$f \colon \mathbb R^n \to \mathbb R$ is continuous everywhere, and continuously differentiable on $\mathbb R^{n} \setminus \{0\}$.
We are given $\lim _{x \to 0} \nabla f(x) = L \in \mathbb R^n$.
Show that $f$ is $C^1$.
This is equivalent to showing that $\nabla f(0) = L$.
I've managed to do this using single variable calculus MVT. Basically show that each coordinate of the gradient individually is equal to $L_i$.
Is there a way to do this using the multivariable MVT?
Let $\delta \in \mathbb R^n$.
$f(\delta) - f(0) = \langle \nabla f(\xi), \delta \rangle$ where $\xi$ is in the straight line connecting vectors $0$ and $\delta$.
I can't divide by $\delta$ and isolate $\nabla f(\xi)$ as it is a vector. Unlike the single variable case. Is there a way to make this argument work or do I actually have to go through the single variable cases?
My solution, in case you are interested (not relevant to the question):
Define $g_i\colon \mathbb R \to \mathbb R$ by $g_i(x)= f(0,0, \dots ,0, x,0,\dots, 0)$, zero everywhere except the $i$'th coordinate.

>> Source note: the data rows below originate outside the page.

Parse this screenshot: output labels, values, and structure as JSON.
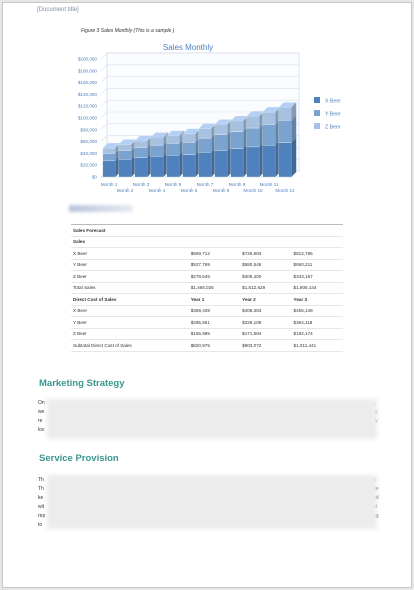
{
  "header": {
    "doc_title": "[Document title]"
  },
  "figure": {
    "caption": "Figure 3 Sales Monthly (This is a sample )"
  },
  "chart_data": {
    "type": "bar",
    "stacked": true,
    "three_d": true,
    "title": "Sales Monthly",
    "categories": [
      "Month 1",
      "Month 2",
      "Month 3",
      "Month 4",
      "Month 5",
      "Month 6",
      "Month 7",
      "Month 8",
      "Month 9",
      "Month 10",
      "Month 11",
      "Month 12"
    ],
    "series": [
      {
        "name": "X Beer",
        "color": "#4f81bd",
        "values": [
          28000,
          30000,
          33000,
          35000,
          37000,
          38000,
          42000,
          45000,
          48000,
          51000,
          54000,
          58000
        ]
      },
      {
        "name": "Y Beer",
        "color": "#7ba3d0",
        "values": [
          12000,
          15000,
          17000,
          19000,
          20000,
          21000,
          24000,
          27000,
          29000,
          32000,
          35000,
          38000
        ]
      },
      {
        "name": "Z Beer",
        "color": "#a7c1e1",
        "values": [
          9000,
          10000,
          11000,
          13000,
          13000,
          14000,
          16000,
          17000,
          18000,
          20000,
          21000,
          22000
        ]
      }
    ],
    "ylim": [
      0,
      200000
    ],
    "yticks": [
      "$0",
      "$20,000",
      "$40,000",
      "$60,000",
      "$80,000",
      "$100,000",
      "$120,000",
      "$140,000",
      "$160,000",
      "$180,000",
      "$200,000"
    ],
    "legend_position": "right",
    "grid": true
  },
  "table": {
    "title": "Sales Forecast",
    "sales_header": {
      "label": "Sales",
      "y1": "",
      "y2": "",
      "y3": ""
    },
    "sales_rows": [
      {
        "label": "X Beer",
        "y1": "$659,712",
        "y2": "$725,683",
        "y3": "$812,765"
      },
      {
        "label": "Y Beer",
        "y1": "$527,769",
        "y2": "$580,546",
        "y3": "$650,211"
      },
      {
        "label": "Z Beer",
        "y1": "$278,545",
        "y2": "$306,400",
        "y3": "$343,167"
      },
      {
        "label": "Total Sales",
        "y1": "$1,466,026",
        "y2": "$1,612,629",
        "y3": "$1,806,144"
      }
    ],
    "cost_header": {
      "label": "Direct Cost of Sales",
      "y1": "Year 1",
      "y2": "Year 2",
      "y3": "Year 3"
    },
    "cost_rows": [
      {
        "label": "X Beer",
        "y1": "$369,439",
        "y2": "$406,383",
        "y3": "$455,149"
      },
      {
        "label": "Y Beer",
        "y1": "$295,551",
        "y2": "$325,106",
        "y3": "$364,118"
      },
      {
        "label": "Z Beer",
        "y1": "$155,985",
        "y2": "$171,584",
        "y3": "$192,174"
      },
      {
        "label": "Subtotal Direct Cost of Sales",
        "y1": "$820,975",
        "y2": "$903,072",
        "y3": "$1,011,441"
      }
    ]
  },
  "sections": {
    "marketing": {
      "heading": "Marketing Strategy",
      "left_fragments": [
        "On",
        "we",
        "re",
        "lov"
      ],
      "right_fragments": [
        ",",
        "y",
        "y"
      ]
    },
    "service": {
      "heading": "Service Provision",
      "left_fragments": [
        "Th",
        "Th",
        "ke",
        "wit",
        "rep",
        "to"
      ],
      "right_fragments": [
        "y.",
        "be",
        "ed",
        "ut",
        "ng"
      ]
    }
  }
}
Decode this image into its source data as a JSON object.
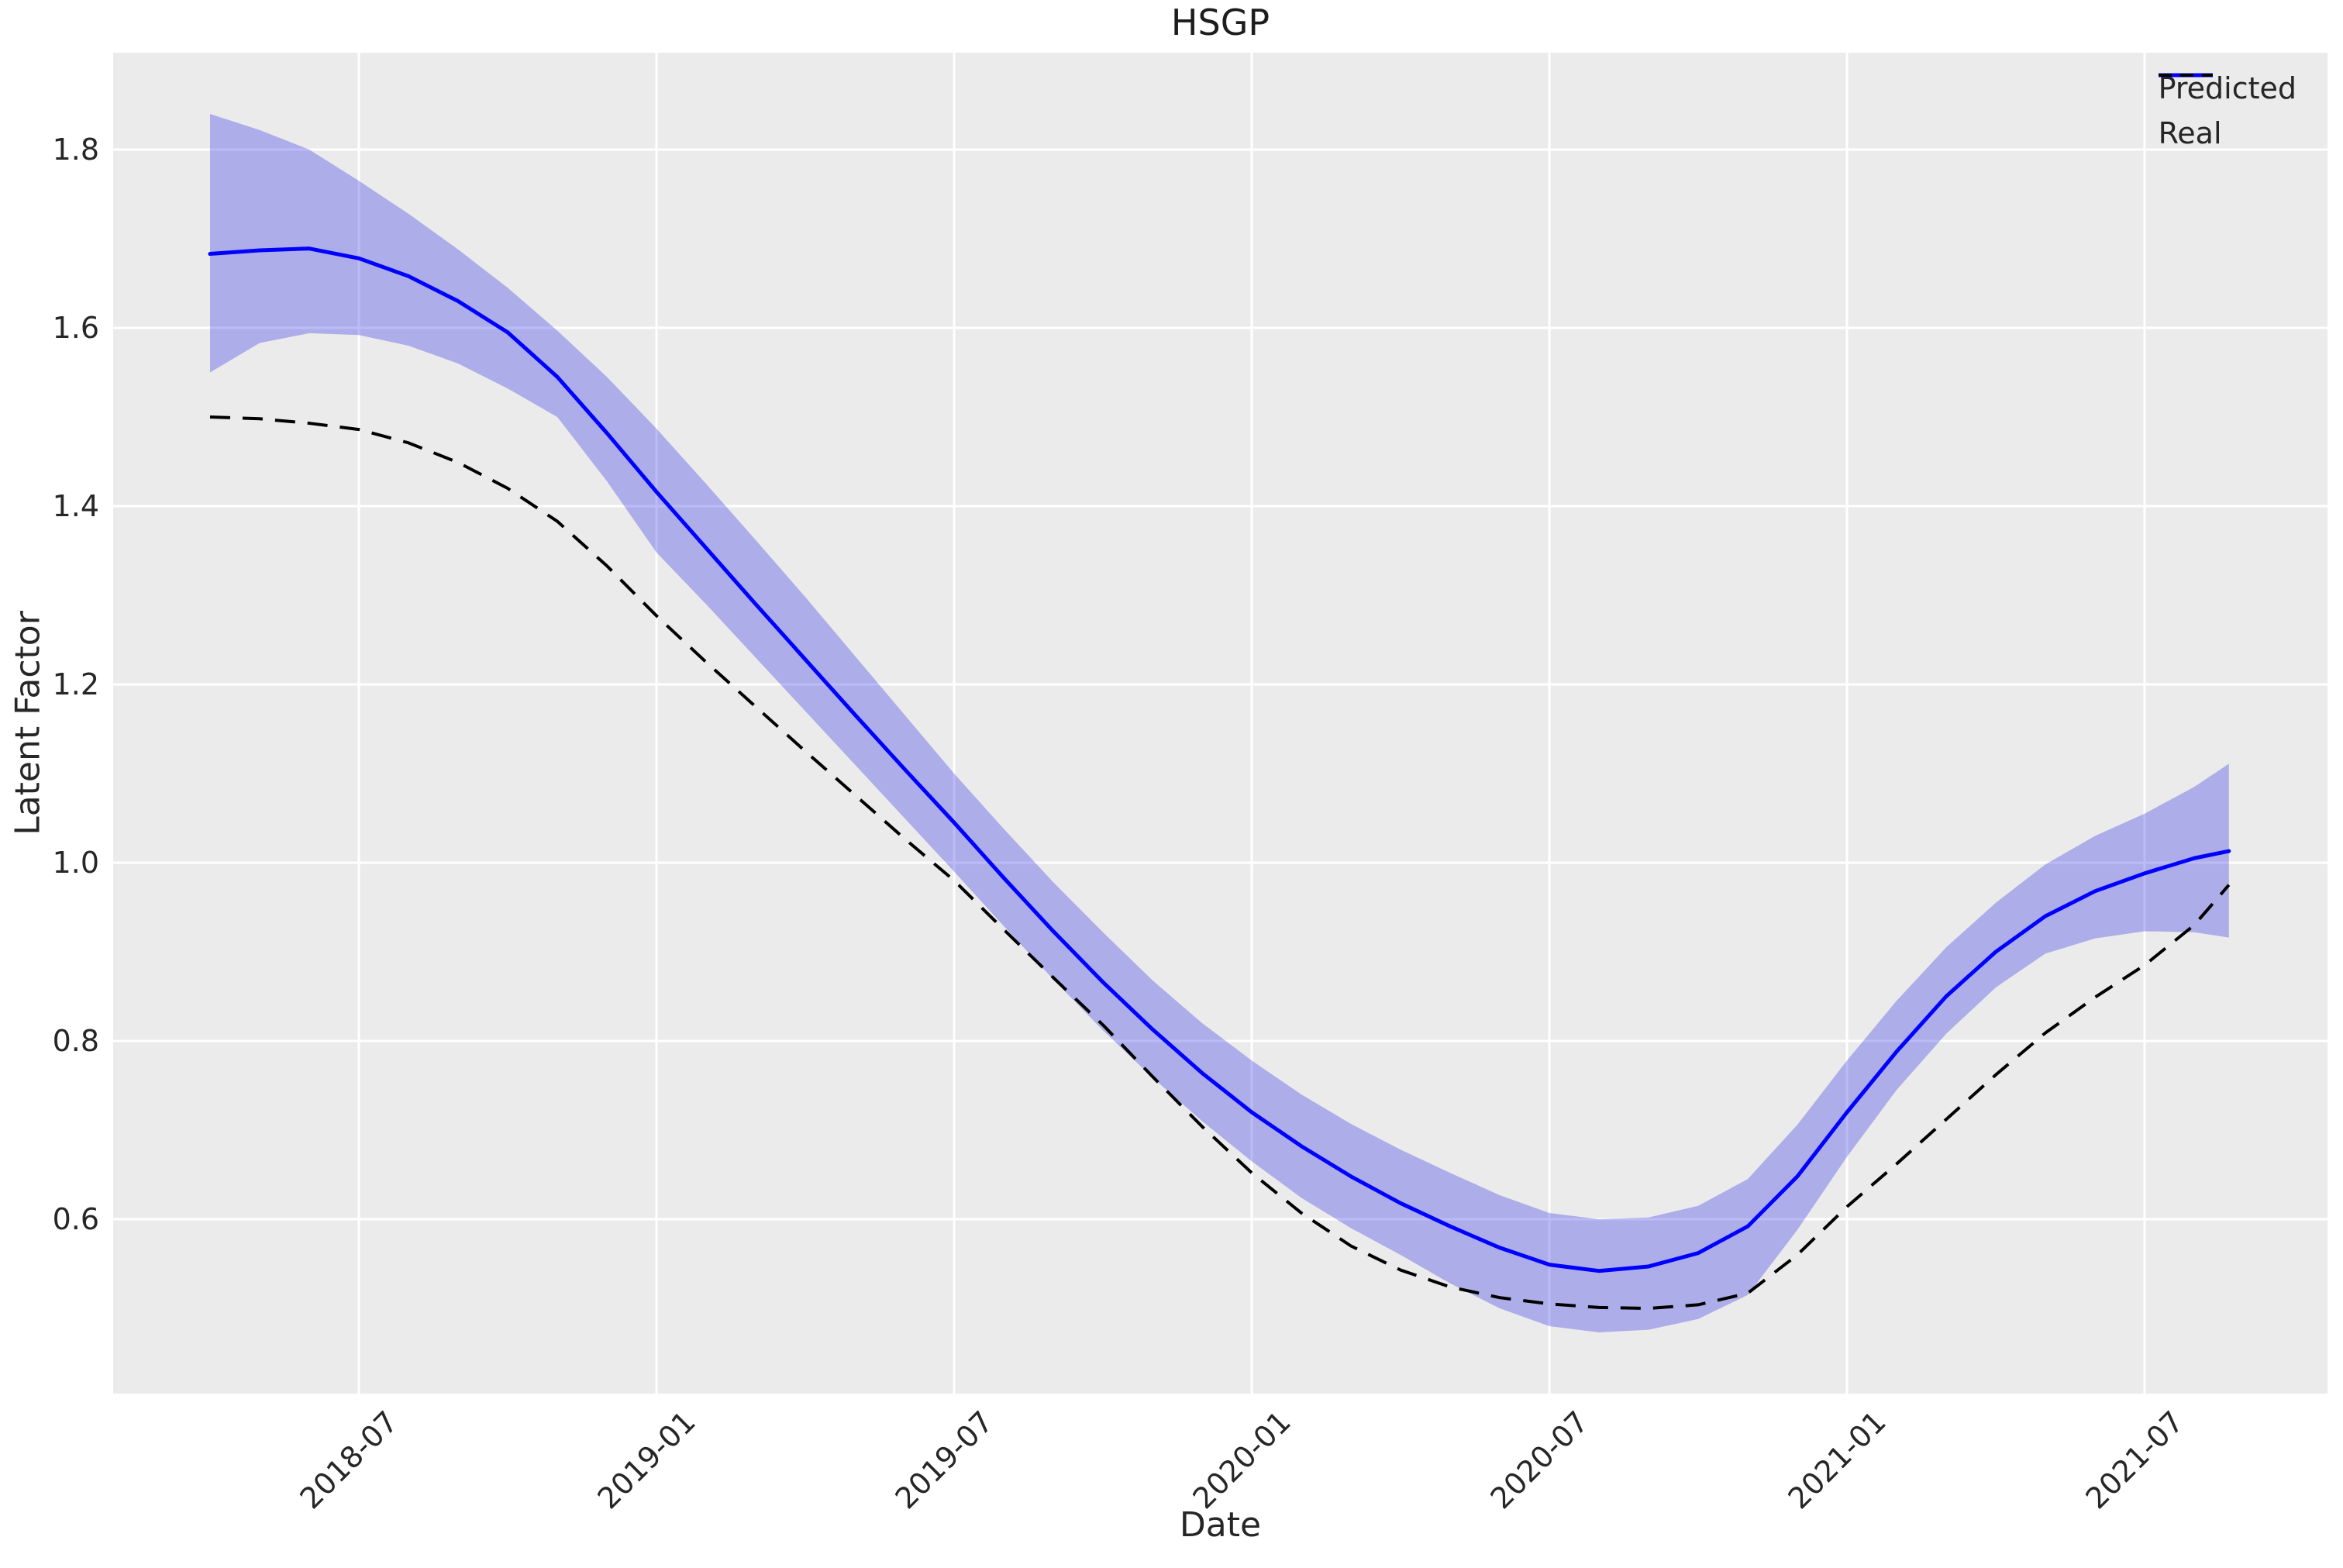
{
  "figure": {
    "title": "HSGP"
  },
  "axes": {
    "xlabel": "Date",
    "ylabel": "Latent Factor",
    "background_color": "#ebebeb",
    "grid_color": "#ffffff",
    "text_color": "#262626"
  },
  "legend": {
    "position": "upper right",
    "items": [
      {
        "label": "Predicted",
        "style": "solid",
        "color": "#0000ff"
      },
      {
        "label": "Real",
        "style": "dashed",
        "color": "#000000"
      }
    ]
  },
  "chart_data": {
    "type": "line",
    "title": "HSGP",
    "xlabel": "Date",
    "ylabel": "Latent Factor",
    "grid": true,
    "legend_position": "upper right",
    "x_unit": "months since 2018-04",
    "x_tick_labels": [
      "2018-07",
      "2019-01",
      "2019-07",
      "2020-01",
      "2020-07",
      "2021-01",
      "2021-07"
    ],
    "x_tick_t": [
      3,
      9,
      15,
      21,
      27,
      33,
      39
    ],
    "y_tick_labels": [
      "0.6",
      "0.8",
      "1.0",
      "1.2",
      "1.4",
      "1.6",
      "1.8"
    ],
    "y_tick_values": [
      0.6,
      0.8,
      1.0,
      1.2,
      1.4,
      1.6,
      1.8
    ],
    "xlim_t": [
      -1.95,
      42.7
    ],
    "ylim": [
      0.404,
      1.909
    ],
    "t": [
      0,
      1,
      2,
      3,
      4,
      5,
      6,
      7,
      8,
      9,
      10,
      11,
      12,
      13,
      14,
      15,
      16,
      17,
      18,
      19,
      20,
      21,
      22,
      23,
      24,
      25,
      26,
      27,
      28,
      29,
      30,
      31,
      32,
      33,
      34,
      35,
      36,
      37,
      38,
      39,
      40,
      40.7
    ],
    "series": [
      {
        "name": "Predicted",
        "color": "#0000ff",
        "line_style": "solid",
        "line_width": 5,
        "values": [
          1.683,
          1.687,
          1.689,
          1.678,
          1.658,
          1.63,
          1.595,
          1.545,
          1.482,
          1.416,
          1.353,
          1.29,
          1.228,
          1.166,
          1.105,
          1.045,
          0.983,
          0.923,
          0.866,
          0.813,
          0.764,
          0.72,
          0.682,
          0.648,
          0.618,
          0.592,
          0.568,
          0.549,
          0.542,
          0.547,
          0.562,
          0.592,
          0.648,
          0.72,
          0.788,
          0.85,
          0.9,
          0.94,
          0.968,
          0.988,
          1.005,
          1.013
        ]
      },
      {
        "name": "Real",
        "color": "#000000",
        "line_style": "dashed",
        "line_width": 4,
        "values": [
          1.5,
          1.498,
          1.493,
          1.486,
          1.471,
          1.449,
          1.42,
          1.383,
          1.333,
          1.277,
          1.225,
          1.175,
          1.125,
          1.076,
          1.027,
          0.98,
          0.925,
          0.871,
          0.818,
          0.76,
          0.704,
          0.652,
          0.607,
          0.57,
          0.543,
          0.524,
          0.512,
          0.505,
          0.501,
          0.5,
          0.504,
          0.517,
          0.56,
          0.614,
          0.662,
          0.712,
          0.762,
          0.809,
          0.849,
          0.885,
          0.93,
          0.975
        ]
      }
    ],
    "band": {
      "name": "Predicted uncertainty band",
      "fill": "rgba(30,30,230,0.30)",
      "upper": [
        1.84,
        1.822,
        1.8,
        1.765,
        1.728,
        1.688,
        1.645,
        1.597,
        1.545,
        1.487,
        1.425,
        1.362,
        1.298,
        1.232,
        1.166,
        1.1,
        1.038,
        0.978,
        0.922,
        0.868,
        0.82,
        0.778,
        0.74,
        0.707,
        0.678,
        0.652,
        0.627,
        0.607,
        0.6,
        0.602,
        0.615,
        0.645,
        0.706,
        0.778,
        0.845,
        0.905,
        0.955,
        0.998,
        1.03,
        1.055,
        1.085,
        1.111
      ],
      "lower": [
        1.55,
        1.583,
        1.594,
        1.592,
        1.58,
        1.56,
        1.532,
        1.5,
        1.428,
        1.348,
        1.29,
        1.23,
        1.17,
        1.11,
        1.05,
        0.99,
        0.929,
        0.869,
        0.812,
        0.759,
        0.71,
        0.665,
        0.624,
        0.59,
        0.56,
        0.528,
        0.5,
        0.48,
        0.473,
        0.476,
        0.488,
        0.515,
        0.588,
        0.67,
        0.745,
        0.808,
        0.86,
        0.898,
        0.915,
        0.923,
        0.922,
        0.916
      ]
    }
  }
}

Then $\nabla f(0)_i =\lim _{\delta \to 0}\frac{g_i(\delta)-g_i(0)}{\delta} = \lim _{\delta \to 0} g_i'(\xi)$ where $\xi \in (0, \delta)$
As $\delta$ approaches zero, $\xi$ must approach zero as well, so this is equal to $\lim_{\xi \to 0} g_i'(\xi)$ which we were given is equal to $L_i$, and we are done.